First the term “reboot” took over the way we talk about movies, and now it seems to be happening with TV: there are rumours that The Office will be retooled for its next season, but it’s being referred to as a “reboot,” thereby making it sound like a new concept. The plan doesn’t sound very new, though. Artistic considerations aside, The Office needs to stay around for at least one more year, maybe more, because it’s still the most popular comedy NBC has. It isn’t really working without Steve Carell (I think it can still be funny; it’s just sometimes hard to see what the show is supposed to be about now), and next year most of the remaining actors are going to need some time off for other projects. So the basic approach for the post-Carell years – try and shift the focus to the popular ensemble of supporting characters – may not even be sustainable for the next season. It may need an old-fashioned full-fledged re-tool, which means not only adding new characters but finding a new theme for the whole show.

Probably more interesting than what’s going to happen to The Office (which is not likely to get back to the level of seasons 2-5) is the question of what’s going to happen with that Dwight spin-off they’re planning: will it be the show’s Frasier, or the show’s Joey? Whatever happens, I sometimes think networks haven’t been aggressive enough in spinning off their popular comedies. Dramas are “franchised” all the time, but comedies try their damnedest to keep every character on the show for as long as possible. What we haven’t seen in a long time is what was known as the Fred Silverman approach: identify some popular supporting characters the show could get along without – Rhoda, Phyllis, The Jeffersons, Florida, Fish, Mrs. Garrett – and give them their own shows, which can be promoted via crossovers with the parent show.
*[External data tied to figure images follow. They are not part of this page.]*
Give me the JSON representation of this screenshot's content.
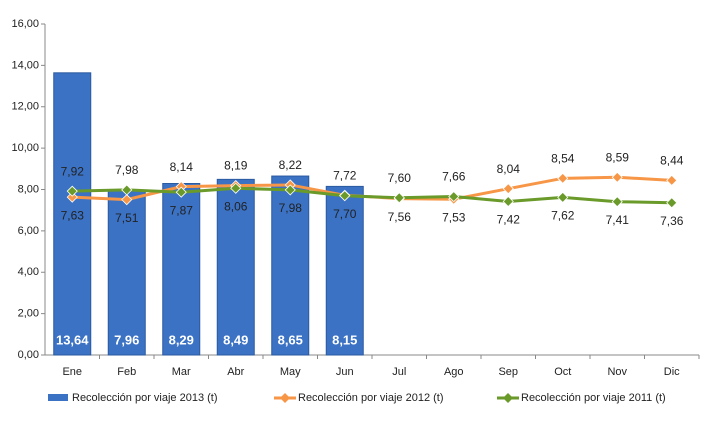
{
  "chart_data": {
    "type": "bar_line",
    "categories": [
      "Ene",
      "Feb",
      "Mar",
      "Abr",
      "May",
      "Jun",
      "Jul",
      "Ago",
      "Sep",
      "Oct",
      "Nov",
      "Dic"
    ],
    "ylim": [
      0,
      16
    ],
    "yticks": [
      {
        "value": 0,
        "label": "0,00"
      },
      {
        "value": 2,
        "label": "2,00"
      },
      {
        "value": 4,
        "label": "4,00"
      },
      {
        "value": 6,
        "label": "6,00"
      },
      {
        "value": 8,
        "label": "8,00"
      },
      {
        "value": 10,
        "label": "10,00"
      },
      {
        "value": 12,
        "label": "12,00"
      },
      {
        "value": 14,
        "label": "14,00"
      },
      {
        "value": 16,
        "label": "16,00"
      }
    ],
    "series": [
      {
        "name": "Recolección por viaje 2013 (t)",
        "type": "bar",
        "color": "#3b72c4",
        "values": [
          13.64,
          7.96,
          8.29,
          8.49,
          8.65,
          8.15,
          null,
          null,
          null,
          null,
          null,
          null
        ],
        "value_labels": [
          "13,64",
          "7,96",
          "8,29",
          "8,49",
          "8,65",
          "8,15",
          null,
          null,
          null,
          null,
          null,
          null
        ]
      },
      {
        "name": "Recolección por viaje 2012 (t)",
        "type": "line",
        "color": "#f79646",
        "values": [
          7.63,
          7.51,
          8.14,
          8.19,
          8.22,
          7.72,
          7.56,
          7.53,
          8.04,
          8.54,
          8.59,
          8.44
        ],
        "value_labels": [
          "7,63",
          "7,51",
          "8,14",
          "8,19",
          "8,22",
          "7,72",
          "7,56",
          "7,53",
          "8,04",
          "8,54",
          "8,59",
          "8,44"
        ]
      },
      {
        "name": "Recolección por viaje 2011 (t)",
        "type": "line",
        "color": "#6a9a2a",
        "values": [
          7.92,
          7.98,
          7.87,
          8.06,
          7.98,
          7.7,
          7.6,
          7.66,
          7.42,
          7.62,
          7.41,
          7.36
        ],
        "value_labels": [
          "7,92",
          "7,98",
          "7,87",
          "8,06",
          "7,98",
          "7,70",
          "7,60",
          "7,66",
          "7,42",
          "7,62",
          "7,41",
          "7,36"
        ]
      }
    ]
  }
}
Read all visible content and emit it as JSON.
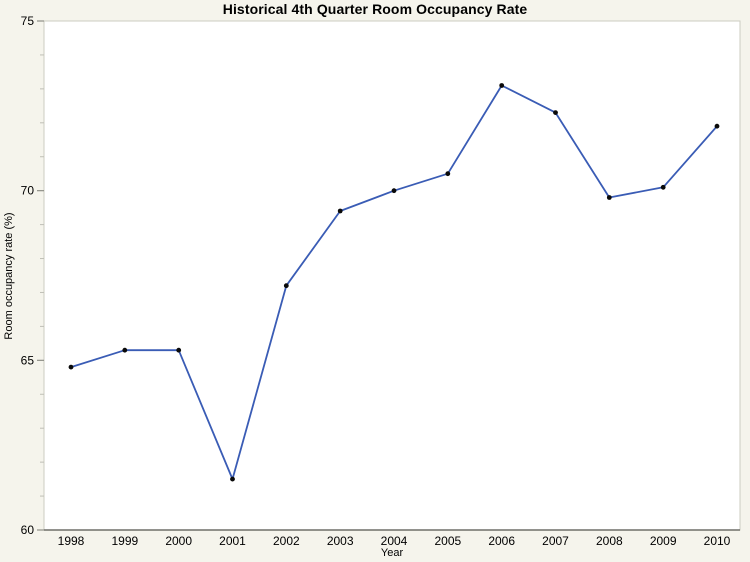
{
  "figure": {
    "background_color": "#f5f4ec",
    "plot_background_color": "#ffffff",
    "plot_border_color": "#ccccc2",
    "axis_line_color": "#6f6f68",
    "major_tick_color": "#8f8f88",
    "minor_tick_color": "#bfbfb6",
    "text_color": "#000000"
  },
  "chart_data": {
    "type": "line",
    "title": "Historical 4th Quarter Room Occupancy Rate",
    "xlabel": "Year",
    "ylabel": "Room occupancy rate (%)",
    "x": [
      1998,
      1999,
      2000,
      2001,
      2002,
      2003,
      2004,
      2005,
      2006,
      2007,
      2008,
      2009,
      2010
    ],
    "y": [
      64.8,
      65.3,
      65.3,
      61.5,
      67.2,
      69.4,
      70.0,
      70.5,
      73.1,
      72.3,
      69.8,
      70.1,
      71.9
    ],
    "series_name": "Room occupancy rate",
    "ylim": [
      60,
      75
    ],
    "y_major_ticks": [
      60,
      65,
      70,
      75
    ],
    "y_minor_tick_interval": 1,
    "grid": false,
    "legend": "none",
    "line_color": "#3a5cb5",
    "marker_color": "#0a0a0a",
    "marker_shape": "filled-circle"
  }
}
This isn’t done much now, and it certainly makes sense that it isn’t done much: nobody wants to risk wrecking a show by taking a popular supporting character away. (Back when hit shows had bigger audiences, the risk may not have been as great. Even if Rhoda’s departure lost Mary Tyler Moore a few ratings points – and it did lose a few, maybe not necessarily because Rhoda was gone – it was still huge. Today, for even popular shows, there aren’t that many points separating them from a failure; they need to keep all the ratings they can.) But it’s so hard to create a popular comedy that the advantages of spinning off a character might outweigh the disadvantages at this point.
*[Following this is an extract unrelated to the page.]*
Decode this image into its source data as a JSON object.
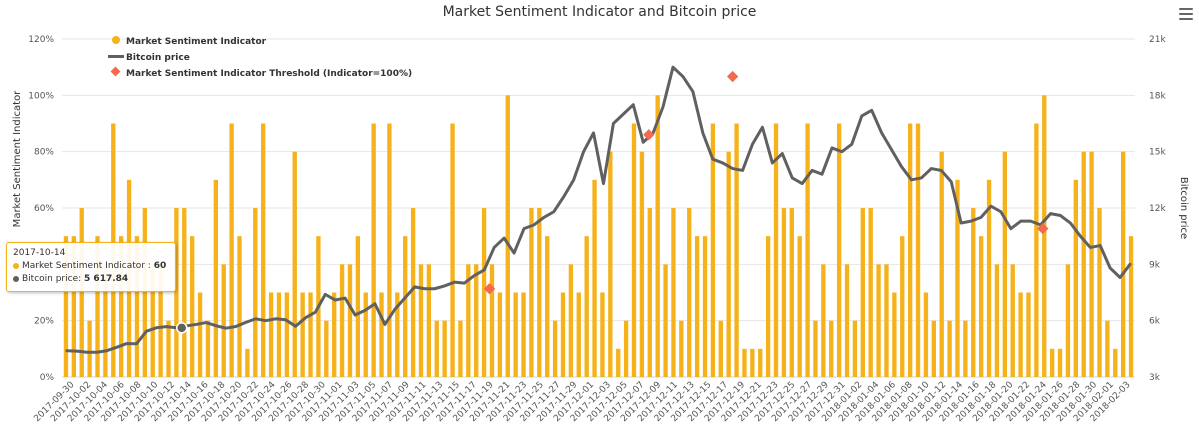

The time to do it, though, is when the parent show is still big. So the appropriate time for an Office spinoff was probably a few years ago, when the network asked for one, but the producers were unable to find a spinoff idea, creating the original Parks & Recreation instead. We benefited from that decision, but it was sensible of the network to ask for a spinoff when the show was at its peak. And I think it might make sense for other shows.

So what are some current comedies that you think should (or at least could) spin off some supporting characters into their own shows without ruining the original show? My suggestion a few weeks ago was Big Bang Theory‘s Mayim Bialik and Melissa Rauch. They’re popular, they already have a lot of scenes together, and since they joined the show in mid-run, there’s no question that it could go on without them. The network has never been able to come up with a decent time slot companion for that show, so why not pull a Silverman? (Silverman himself once said something to the effect that if he were still running ABC, he’d have spun off Cam and Mitchell from Modern Family.)